Proseguono i bombardamenti -
Il governo siriano però, con una nota dell'agenzia ufficiale Sana, parla di "complotto" e chiarisce che "non rinuncia alla sua responsabilità di proteggere i cittadini e a salvaguardare la sicurezza e la stabilità del suo popolo". Così anche lunedì 13 febbraio sono ripresi i bombardamenti a tappeto contro Homs, la città-martire capoluogo dell'omonima provincia nella Siria centro-occidentale (guarda il video in alto).

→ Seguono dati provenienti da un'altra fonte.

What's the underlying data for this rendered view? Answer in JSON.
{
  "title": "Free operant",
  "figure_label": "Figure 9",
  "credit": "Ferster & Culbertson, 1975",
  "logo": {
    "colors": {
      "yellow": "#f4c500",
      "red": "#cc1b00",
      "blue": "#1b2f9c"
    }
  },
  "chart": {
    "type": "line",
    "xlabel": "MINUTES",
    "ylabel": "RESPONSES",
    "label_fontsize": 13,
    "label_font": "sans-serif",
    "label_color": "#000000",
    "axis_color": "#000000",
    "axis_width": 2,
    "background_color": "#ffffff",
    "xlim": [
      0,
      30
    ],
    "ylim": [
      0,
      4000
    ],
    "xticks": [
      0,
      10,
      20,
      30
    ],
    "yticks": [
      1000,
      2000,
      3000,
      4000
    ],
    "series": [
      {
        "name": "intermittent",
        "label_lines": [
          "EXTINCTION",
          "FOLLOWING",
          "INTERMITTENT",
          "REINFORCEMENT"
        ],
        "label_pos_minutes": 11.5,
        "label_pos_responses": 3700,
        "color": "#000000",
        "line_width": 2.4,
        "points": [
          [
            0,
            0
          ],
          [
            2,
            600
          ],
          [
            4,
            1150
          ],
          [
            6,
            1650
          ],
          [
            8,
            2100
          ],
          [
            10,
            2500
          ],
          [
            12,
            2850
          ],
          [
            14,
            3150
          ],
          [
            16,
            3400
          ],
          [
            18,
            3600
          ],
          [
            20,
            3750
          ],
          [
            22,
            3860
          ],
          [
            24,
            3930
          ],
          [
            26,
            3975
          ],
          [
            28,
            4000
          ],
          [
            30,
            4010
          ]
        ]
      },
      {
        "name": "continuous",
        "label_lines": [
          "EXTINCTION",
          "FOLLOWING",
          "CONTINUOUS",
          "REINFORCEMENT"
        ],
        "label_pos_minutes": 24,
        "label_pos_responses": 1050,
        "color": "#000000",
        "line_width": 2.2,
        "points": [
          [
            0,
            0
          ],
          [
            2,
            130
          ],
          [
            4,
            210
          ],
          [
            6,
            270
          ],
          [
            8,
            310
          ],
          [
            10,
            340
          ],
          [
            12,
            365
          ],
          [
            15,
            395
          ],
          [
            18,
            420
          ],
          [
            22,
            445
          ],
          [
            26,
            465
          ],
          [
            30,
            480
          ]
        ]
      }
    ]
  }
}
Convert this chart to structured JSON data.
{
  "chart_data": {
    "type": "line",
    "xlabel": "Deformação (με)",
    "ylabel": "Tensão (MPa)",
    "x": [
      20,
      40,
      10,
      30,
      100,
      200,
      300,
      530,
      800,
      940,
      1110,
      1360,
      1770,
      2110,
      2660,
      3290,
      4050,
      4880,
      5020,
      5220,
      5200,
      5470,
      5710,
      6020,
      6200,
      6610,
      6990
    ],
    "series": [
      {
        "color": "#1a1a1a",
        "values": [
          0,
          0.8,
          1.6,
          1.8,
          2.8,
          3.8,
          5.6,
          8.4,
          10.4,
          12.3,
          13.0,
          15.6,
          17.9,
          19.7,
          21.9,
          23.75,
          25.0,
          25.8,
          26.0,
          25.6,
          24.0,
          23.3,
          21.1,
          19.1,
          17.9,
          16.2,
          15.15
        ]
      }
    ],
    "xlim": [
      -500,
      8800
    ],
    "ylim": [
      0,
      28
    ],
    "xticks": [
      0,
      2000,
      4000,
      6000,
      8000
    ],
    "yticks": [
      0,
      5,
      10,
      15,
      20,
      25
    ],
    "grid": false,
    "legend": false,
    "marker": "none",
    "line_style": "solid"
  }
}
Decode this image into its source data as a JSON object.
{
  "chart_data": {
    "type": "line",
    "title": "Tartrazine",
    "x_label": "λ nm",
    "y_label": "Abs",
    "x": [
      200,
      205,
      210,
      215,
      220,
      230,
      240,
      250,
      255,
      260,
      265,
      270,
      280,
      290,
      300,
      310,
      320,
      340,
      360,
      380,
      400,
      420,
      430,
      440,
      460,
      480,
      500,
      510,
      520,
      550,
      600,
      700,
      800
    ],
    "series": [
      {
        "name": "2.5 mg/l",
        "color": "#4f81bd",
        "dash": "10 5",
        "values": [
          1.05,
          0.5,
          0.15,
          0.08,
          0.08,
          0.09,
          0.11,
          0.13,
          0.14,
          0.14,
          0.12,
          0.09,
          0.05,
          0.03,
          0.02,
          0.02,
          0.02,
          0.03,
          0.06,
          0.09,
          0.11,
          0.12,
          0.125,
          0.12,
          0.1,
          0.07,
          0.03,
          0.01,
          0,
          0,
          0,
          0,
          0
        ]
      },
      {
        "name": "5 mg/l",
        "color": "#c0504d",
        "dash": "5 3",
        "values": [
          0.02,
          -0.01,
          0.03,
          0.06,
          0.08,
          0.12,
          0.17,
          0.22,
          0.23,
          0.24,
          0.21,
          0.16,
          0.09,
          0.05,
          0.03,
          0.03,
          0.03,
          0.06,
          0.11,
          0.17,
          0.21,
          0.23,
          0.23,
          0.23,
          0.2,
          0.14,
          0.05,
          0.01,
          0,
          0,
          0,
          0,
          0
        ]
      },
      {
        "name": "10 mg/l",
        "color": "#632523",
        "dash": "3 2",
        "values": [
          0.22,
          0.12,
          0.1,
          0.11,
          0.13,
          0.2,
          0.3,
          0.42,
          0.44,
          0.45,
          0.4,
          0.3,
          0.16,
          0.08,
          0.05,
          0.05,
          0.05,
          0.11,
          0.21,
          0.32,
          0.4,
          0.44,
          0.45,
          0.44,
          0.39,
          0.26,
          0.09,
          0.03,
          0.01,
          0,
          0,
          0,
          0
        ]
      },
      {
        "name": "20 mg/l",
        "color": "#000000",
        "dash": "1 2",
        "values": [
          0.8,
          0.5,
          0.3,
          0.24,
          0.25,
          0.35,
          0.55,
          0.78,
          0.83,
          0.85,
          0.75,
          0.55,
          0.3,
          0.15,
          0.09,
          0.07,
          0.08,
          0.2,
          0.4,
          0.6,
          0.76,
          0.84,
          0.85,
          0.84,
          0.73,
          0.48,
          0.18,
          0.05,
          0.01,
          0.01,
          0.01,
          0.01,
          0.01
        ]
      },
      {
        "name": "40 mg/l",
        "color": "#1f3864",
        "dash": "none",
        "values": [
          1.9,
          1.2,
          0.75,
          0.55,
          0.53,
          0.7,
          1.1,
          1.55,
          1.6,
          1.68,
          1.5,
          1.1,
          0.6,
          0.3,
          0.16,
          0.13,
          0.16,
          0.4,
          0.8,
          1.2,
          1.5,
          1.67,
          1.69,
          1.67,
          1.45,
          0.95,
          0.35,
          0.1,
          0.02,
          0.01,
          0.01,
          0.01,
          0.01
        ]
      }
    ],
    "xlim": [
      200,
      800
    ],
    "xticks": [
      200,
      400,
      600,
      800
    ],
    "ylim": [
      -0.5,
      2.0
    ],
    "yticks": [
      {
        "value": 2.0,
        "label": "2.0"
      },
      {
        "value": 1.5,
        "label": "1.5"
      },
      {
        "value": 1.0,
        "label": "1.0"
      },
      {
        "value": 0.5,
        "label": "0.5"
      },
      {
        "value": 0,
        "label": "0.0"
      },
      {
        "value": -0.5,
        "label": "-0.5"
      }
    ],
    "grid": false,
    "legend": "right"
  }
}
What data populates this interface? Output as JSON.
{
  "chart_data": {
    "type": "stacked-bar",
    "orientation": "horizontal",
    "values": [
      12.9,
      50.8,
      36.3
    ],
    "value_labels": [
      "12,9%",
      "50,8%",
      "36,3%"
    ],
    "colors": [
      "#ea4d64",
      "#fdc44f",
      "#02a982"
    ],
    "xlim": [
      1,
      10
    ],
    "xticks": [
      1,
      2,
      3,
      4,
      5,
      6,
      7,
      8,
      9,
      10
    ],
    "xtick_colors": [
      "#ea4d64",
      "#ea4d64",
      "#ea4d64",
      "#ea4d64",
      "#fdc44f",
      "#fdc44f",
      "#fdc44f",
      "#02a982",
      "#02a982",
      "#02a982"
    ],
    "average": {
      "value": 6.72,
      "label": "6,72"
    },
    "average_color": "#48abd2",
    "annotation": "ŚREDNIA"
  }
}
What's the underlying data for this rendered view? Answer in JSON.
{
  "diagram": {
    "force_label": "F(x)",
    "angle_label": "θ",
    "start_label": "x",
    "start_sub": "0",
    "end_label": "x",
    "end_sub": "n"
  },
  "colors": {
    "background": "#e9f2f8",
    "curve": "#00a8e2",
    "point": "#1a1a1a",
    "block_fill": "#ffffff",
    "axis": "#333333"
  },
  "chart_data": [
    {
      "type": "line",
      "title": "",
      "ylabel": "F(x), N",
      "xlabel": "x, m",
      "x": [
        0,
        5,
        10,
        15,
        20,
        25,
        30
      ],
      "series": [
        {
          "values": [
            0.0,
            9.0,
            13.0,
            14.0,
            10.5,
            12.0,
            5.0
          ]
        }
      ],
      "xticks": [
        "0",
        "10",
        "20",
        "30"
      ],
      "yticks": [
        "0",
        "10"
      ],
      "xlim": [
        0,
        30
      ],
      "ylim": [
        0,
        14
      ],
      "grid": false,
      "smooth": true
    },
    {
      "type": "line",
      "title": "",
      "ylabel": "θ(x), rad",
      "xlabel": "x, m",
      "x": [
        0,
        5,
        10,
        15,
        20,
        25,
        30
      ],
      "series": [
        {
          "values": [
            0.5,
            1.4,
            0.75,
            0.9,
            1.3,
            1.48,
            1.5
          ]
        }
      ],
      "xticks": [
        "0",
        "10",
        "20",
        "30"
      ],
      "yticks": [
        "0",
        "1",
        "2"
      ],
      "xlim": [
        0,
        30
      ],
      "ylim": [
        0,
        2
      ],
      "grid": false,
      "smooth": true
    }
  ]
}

Il ministro Terzi: assicurare il sostegno all'opposizione siriana -
Sulla crisi siriana il ministro degli Esteri Terzi ha spiegato che "L'Italia continua a sostenere fortemente l'azione della Lega Araba per la ricerca di una soluzione pacifica e democratica alla crisi siriana". E ha aggiunto: "Vi è in particolare piena convergenza di vedute fra l'Italia e la Lega Araba sulla necessità di assicurare un forte sostegno politico all'opposizione siriana. Incoraggiare il collegamento e l'unificazione tra le sue varie componenti - conclude Terzi - è un'assoluta priorità affinché si avvii un processo politico siriano con il sostegno della comunità internazionale".